Bayou darter
- Conservation status: Endangered (IUCN 3.1)

Scientific classification
- Kingdom: Animalia
- Phylum: Chordata
- Class: Actinopterygii
- Order: Perciformes
- Family: Percidae
- Genus: Nothonotus
- Species: N. ruber
- Binomial name: Nothonotus ruber (Raney & Suttkus, 1966)
- Synonyms: Etheostoma rubrum; Nothonotus rubrus (lapsus);

= Bayou darter =

- Authority: (Raney & Suttkus, 1966)
- Conservation status: EN
- Synonyms: Etheostoma rubrum, Nothonotus rubrus (lapsus)

Species of fish

The Bayou darter (Nothonotus ruber) is a rare species of freshwater ray-finned fish, a darter from the subfamily Etheostomatinae, part of the family Percidae, which also contains the perches, ruffes and pikeperches. It is endemic to western Mississippi in the United States, where it is found only in Bayou Pierre and its tributaries. Its typical habitat is fast-flowing creeks and streams, in riffles and in areas between riffles with firm gravel bottoms. It feeds on small insects and their larvae. Breeding probably takes place twice a year, in spring and late summer. The population of this fish is declining due to loss of suitable habitat. This is caused by siltation and pollution, particularly erosion caused by changes in land use. The International Union for Conservation of Nature has assessed its conservation status as being "endangered".

==Description==
This species can reach a length of 5.5 cm TL.

==Distribution and habitat==
The Bayou darter is endemic to the drainage of Bayou Pierre, a tributary of the Mississippi River. This fish is present in several tributaries flowing into Bayou Pierre including White Oak Creek, Foster Creek, and Turkey Creek. It lives in fast flowing, shallow areas of its native streams. It can be found in riffles and in the water between riffles in areas with firm gravel substrates. Associated fish species include brighteye darter (Etheostoma lynceum), least madtom (Noturus hildebrandi), bluntface shiner (Cyprinella camura), and redspot darter (Etheostoma artesiae).

==Behavior==
Spawning occurs in April through May and sometimes into August. The female lays up to 75 eggs, and probably spawns at least twice during the spawning season. The fish lives about 3 years, with the male living slightly longer than the female on average. This species has low genetic diversity.

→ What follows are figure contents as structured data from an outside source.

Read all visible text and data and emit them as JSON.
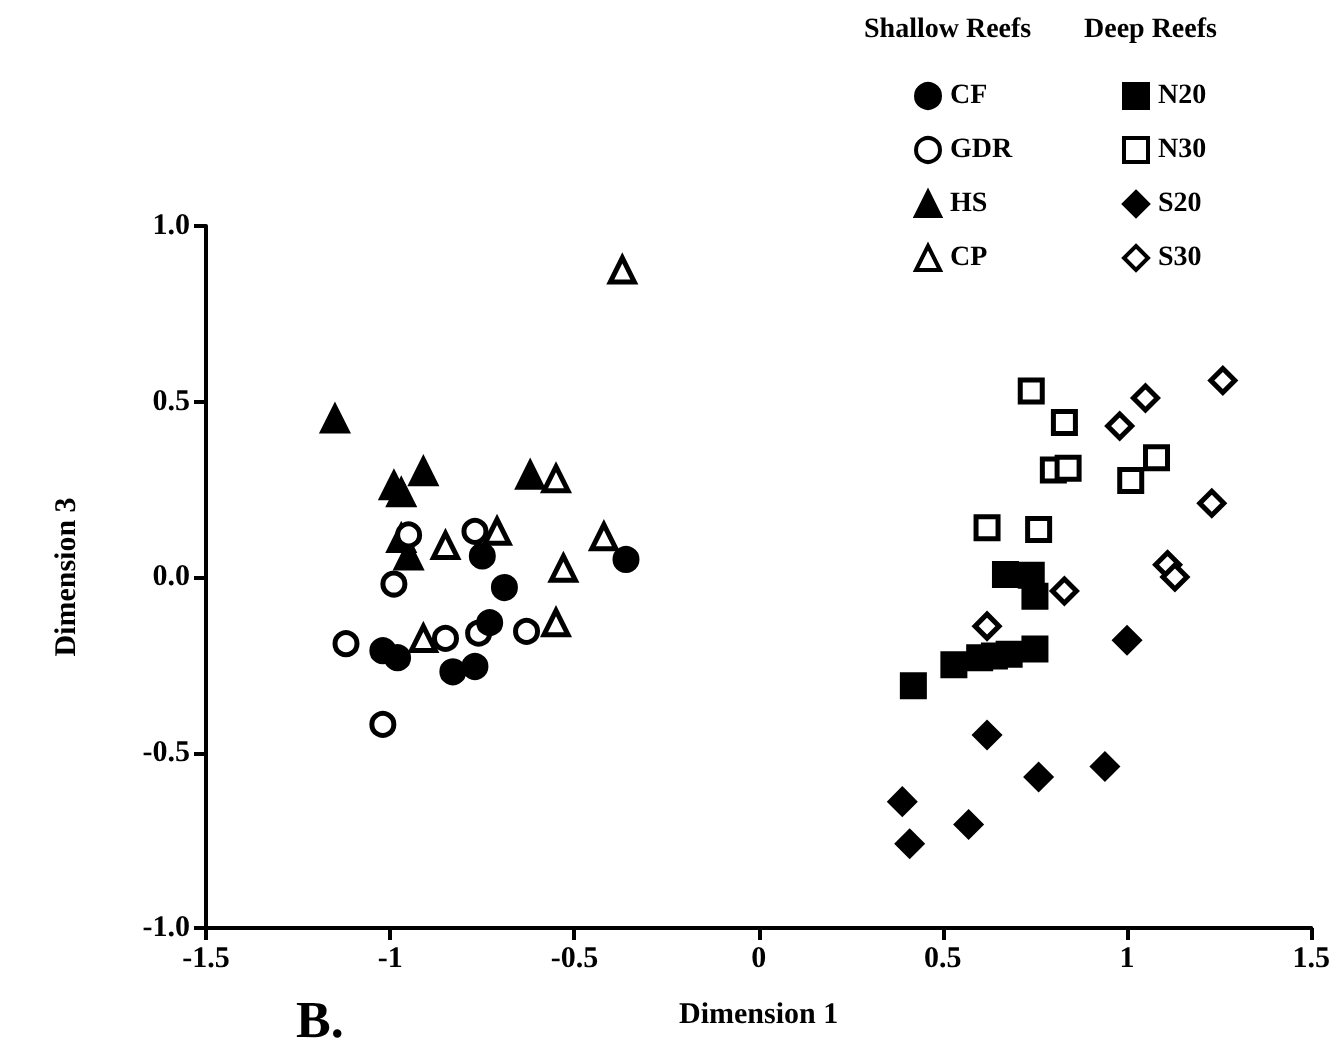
{
  "chart_data": {
    "type": "scatter",
    "xlabel": "Dimension 1",
    "ylabel": "Dimension 3",
    "xlim": [
      -1.5,
      1.5
    ],
    "xticks": [
      -1.5,
      -1,
      -0.5,
      0,
      0.5,
      1,
      1.5
    ],
    "ylim": [
      -1.0,
      1.0
    ],
    "yticks": [
      {
        "value": -1.0,
        "label": "-1.0"
      },
      {
        "value": -0.5,
        "label": "-0.5"
      },
      {
        "value": 0,
        "label": "0.0"
      },
      {
        "value": 0.5,
        "label": "0.5"
      },
      {
        "value": 1.0,
        "label": "1.0"
      }
    ],
    "grid": false,
    "legend": "top right",
    "annotations": [
      "Shallow Reefs",
      "Deep Reefs",
      "B."
    ],
    "series": [
      {
        "name": "CF",
        "color": "#000000",
        "marker": "circle",
        "x": [
          -0.75,
          -0.36,
          -0.69,
          -0.73,
          -1.02,
          -0.98,
          -0.83,
          -0.77
        ],
        "values": [
          0.06,
          0.05,
          -0.03,
          -0.13,
          -0.21,
          -0.23,
          -0.27,
          -0.255
        ]
      },
      {
        "name": "GDR",
        "color": "#ffffff",
        "marker": "circle",
        "x": [
          -0.95,
          -0.77,
          -0.99,
          -1.12,
          -0.85,
          -0.76,
          -0.63,
          -1.02
        ],
        "values": [
          0.12,
          0.13,
          -0.02,
          -0.19,
          -0.175,
          -0.16,
          -0.155,
          -0.42
        ]
      },
      {
        "name": "HS",
        "color": "#000000",
        "marker": "triangle",
        "x": [
          -1.15,
          -0.91,
          -0.99,
          -0.97,
          -0.62,
          -0.97,
          -0.95
        ],
        "values": [
          0.45,
          0.3,
          0.26,
          0.24,
          0.29,
          0.11,
          0.06
        ]
      },
      {
        "name": "CP",
        "color": "#ffffff",
        "marker": "triangle",
        "x": [
          -0.37,
          -0.55,
          -0.71,
          -0.85,
          -0.42,
          -0.53,
          -0.55,
          -0.91
        ],
        "values": [
          0.875,
          0.28,
          0.13,
          0.09,
          0.115,
          0.025,
          -0.13,
          -0.175
        ]
      },
      {
        "name": "N20",
        "color": "#000000",
        "marker": "square",
        "x": [
          0.67,
          0.74,
          0.75,
          0.75,
          0.68,
          0.64,
          0.6,
          0.53,
          0.42
        ],
        "values": [
          0.007,
          0.005,
          -0.055,
          -0.205,
          -0.22,
          -0.225,
          -0.23,
          -0.25,
          -0.31
        ]
      },
      {
        "name": "N30",
        "color": "#ffffff",
        "marker": "square",
        "x": [
          0.74,
          0.83,
          0.8,
          0.84,
          1.08,
          1.01,
          0.62,
          0.76
        ],
        "values": [
          0.53,
          0.44,
          0.305,
          0.31,
          0.34,
          0.275,
          0.14,
          0.135
        ]
      },
      {
        "name": "S20",
        "color": "#000000",
        "marker": "diamond",
        "x": [
          1.0,
          0.62,
          0.76,
          0.94,
          0.39,
          0.57,
          0.41
        ],
        "values": [
          -0.18,
          -0.45,
          -0.57,
          -0.54,
          -0.64,
          -0.705,
          -0.76
        ]
      },
      {
        "name": "S30",
        "color": "#ffffff",
        "marker": "diamond",
        "x": [
          1.26,
          1.05,
          0.98,
          1.23,
          1.11,
          1.13,
          0.83,
          0.62
        ],
        "values": [
          0.56,
          0.51,
          0.43,
          0.21,
          0.035,
          0.0,
          -0.04,
          -0.14
        ]
      }
    ]
  }
}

The Bayou darter eats insects and their larvae, including caddisflies, blackflies, midges, and mayflies. It increases its food consumption in the time leading up to spawning.

==Status==
The main threat to the species is the alteration of its habitat by human beings. The Bayou Pierre is currently experiencing heavy erosion, particularly headcutting, in which erosion moves upstream in waves. Channeling, dredging and mining on the adjacent floodplains cause some alteration. These processes cause an increase in sediment. Petroleum exploration has affected the area. Agriculture, especially silviculture affect the area by destroying riparian habitat, causing erosion and increasing sedimentation. This process destroys the riffles the fish occupies, and creates new riffles elsewhere, causing the fish population to move. Fertilizers and herbicides may enter the water. As a consequence of these factors, the IUCN has listed the Bayou darter as "Endangered" and considers that further habitat and population monitoring programs should be undertaken to protect the fish and its habitat.